About the Series
The Quarterly CS+Econ Workshop brings in three or four experts at the interface between computer science and economics to present their perspective and research on a common theme. Chicago area researchers with interest in economics and computer science are invited to attend. The technical program is in the morning and includes coffee and lunch (on your own). The afternoon of the workshop will allow for continued discussion between attendees and the speakers.
The workshop series is organized by Jason Hartline, Benjamin Golub, Annie Liang, Marciano Siniscalchi, and Alireza Tahbaz-Salehi. Funding for the series is provided by the Shaw Family Supporting Organization CS+X Fund.
Synopsis
This edition of this workshop will be on the theme of Machine Learning and Strategic Behavior. This workshop aims to combine perspectives from economics and computer science on the topics of: (a) strategic interactions between agents and machine learning algorithms, and (b) how agents’ decisions might be modeled through the lens of machine learning algorithms. The speakers are Nika Haghtalab, Jawwad Noor, Ran Spiegler, and Moshe Tennenholtz.
Logistics
- Organizers: Jason Hartline, Benjamin Golub, Annie Liang, Marciano Siniscalchi, and Alireza Tahbaz-Salehi
- Date: Monday, March 15, 2021
- Location: Virtual (on Gather.Town and Zoom).
- View the Event in Full here
Schedule
- 11:00-11:30: Ran Spiegler. View the talk here
- 11:30-12:00: Moshe Tennenholtz View the talk here
- 12:00-1:00: Lunch Break and Q&A in GatherTown
- 1:00-1:30: Nika Haghtalab. View the talk here
- 1:30-2:00: Jawwad Noor. View the talk here
- 2:00-3:00: Hangout and Q&A in GatherTown
Titles and Abstracts
Speaker: Ran Spiegler
Title: Cheating with Models
Abstract: Beliefs and decisions are often based on confronting models with data. What is the largest “fake” correlation that a misspecified model can generate, even when it passes an elementary misspecification test?
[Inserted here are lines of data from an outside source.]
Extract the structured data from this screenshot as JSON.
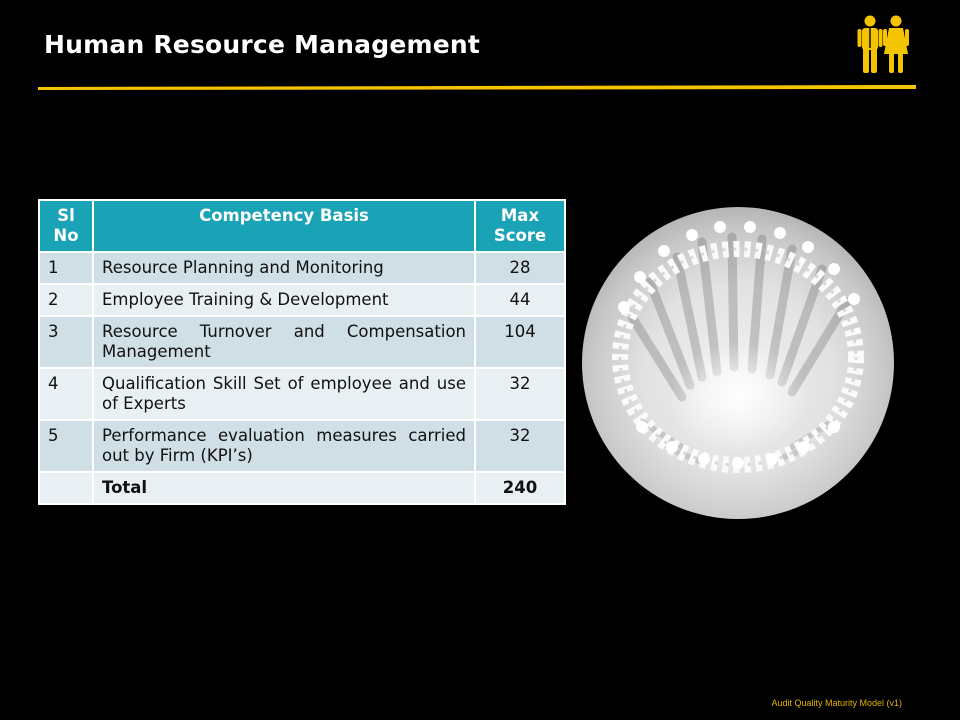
{
  "slide": {
    "title": "Human Resource Management",
    "footer": "Audit Quality Maturity Model (v1)",
    "accent_color": "#f5c400",
    "header_color": "#1aa2b6",
    "icon": "man-woman-icon",
    "image": "paper-people-circle-photo"
  },
  "table": {
    "headers": [
      "Sl No",
      "Competency Basis",
      "Max Score"
    ],
    "rows": [
      {
        "sl": "1",
        "basis": "Resource Planning and Monitoring",
        "score": "28"
      },
      {
        "sl": "2",
        "basis": "Employee Training & Development",
        "score": "44"
      },
      {
        "sl": "3",
        "basis": "Resource Turnover and Compensation Management",
        "score": "104"
      },
      {
        "sl": "4",
        "basis": "Qualification Skill Set of employee and use of Experts",
        "score": "32"
      },
      {
        "sl": "5",
        "basis": "Performance evaluation measures carried out by Firm (KPI’s)",
        "score": "32"
      }
    ],
    "total": {
      "sl": "",
      "label": "Total",
      "score": "240"
    }
  }
}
We study an “analyst” who fits a model, represented by a directed acyclic graph, to an objective (multivariate) Gaussian distribution. We characterize the maximal estimated pairwise correlation for generic Gaussian objective distributions, subject to the constraint that the estimated model preserves the marginal distribution of any individual variable. As the number of model variables grows, the estimated correlation can become arbitrarily close to one, regardless of the objective correlation.(joint with Kfir Eliaz and Yair Weiss)
Speaker: Moshe Tennenholtz
Title: Data Science with Game Theory Flavor
Abstract: Design of data science algorithms and techniques, central to the Internet and on-line media, needs to be revolutionized. Current designs ignore participants’ strategic incentives. We are establishing an entirely new repertoire of incentive-compatible data science algorithms and techniques, with major applications in search and information retrieval, recommendation systems, regression, on-line learning, clustering and segmentation, and social networks analysis. In this talk I will briefly introduce our research agenda, and discuss in more detail a couple of concrete contributions.
Title: Learning and Persuading with Anecdotes
Abstract: This talk presents a model of learning and communication between two agents using hard anecdotal evidence. We use this model to shed new light on human communication and justify when and why polarization and biased belief may arise.
This talk is based on a joint work with Nicole Immorlica, Brendan Lucier, Markus Mobius, and Divyarthi Mohan.
Title: Intuitive Beliefs
Abstract: A probability measure over a multi-dimensional state space is an Intuitive Belief if it is an aggregation of pairwise associations which have been formed on the basis of past experience in the environment. Associations are shown to correspond to an analog of pointwise mutual information, and a separability property in beliefs is shown to characterize the model. The formation of associations is modelled as an extension of machine learning. Intuitive Beliefs are shown to exaggerate correlations in low probability states, exhibit the Disposition Effect documented in behavioral finance, and belief patterns observed in the psychology literature on overconfidence.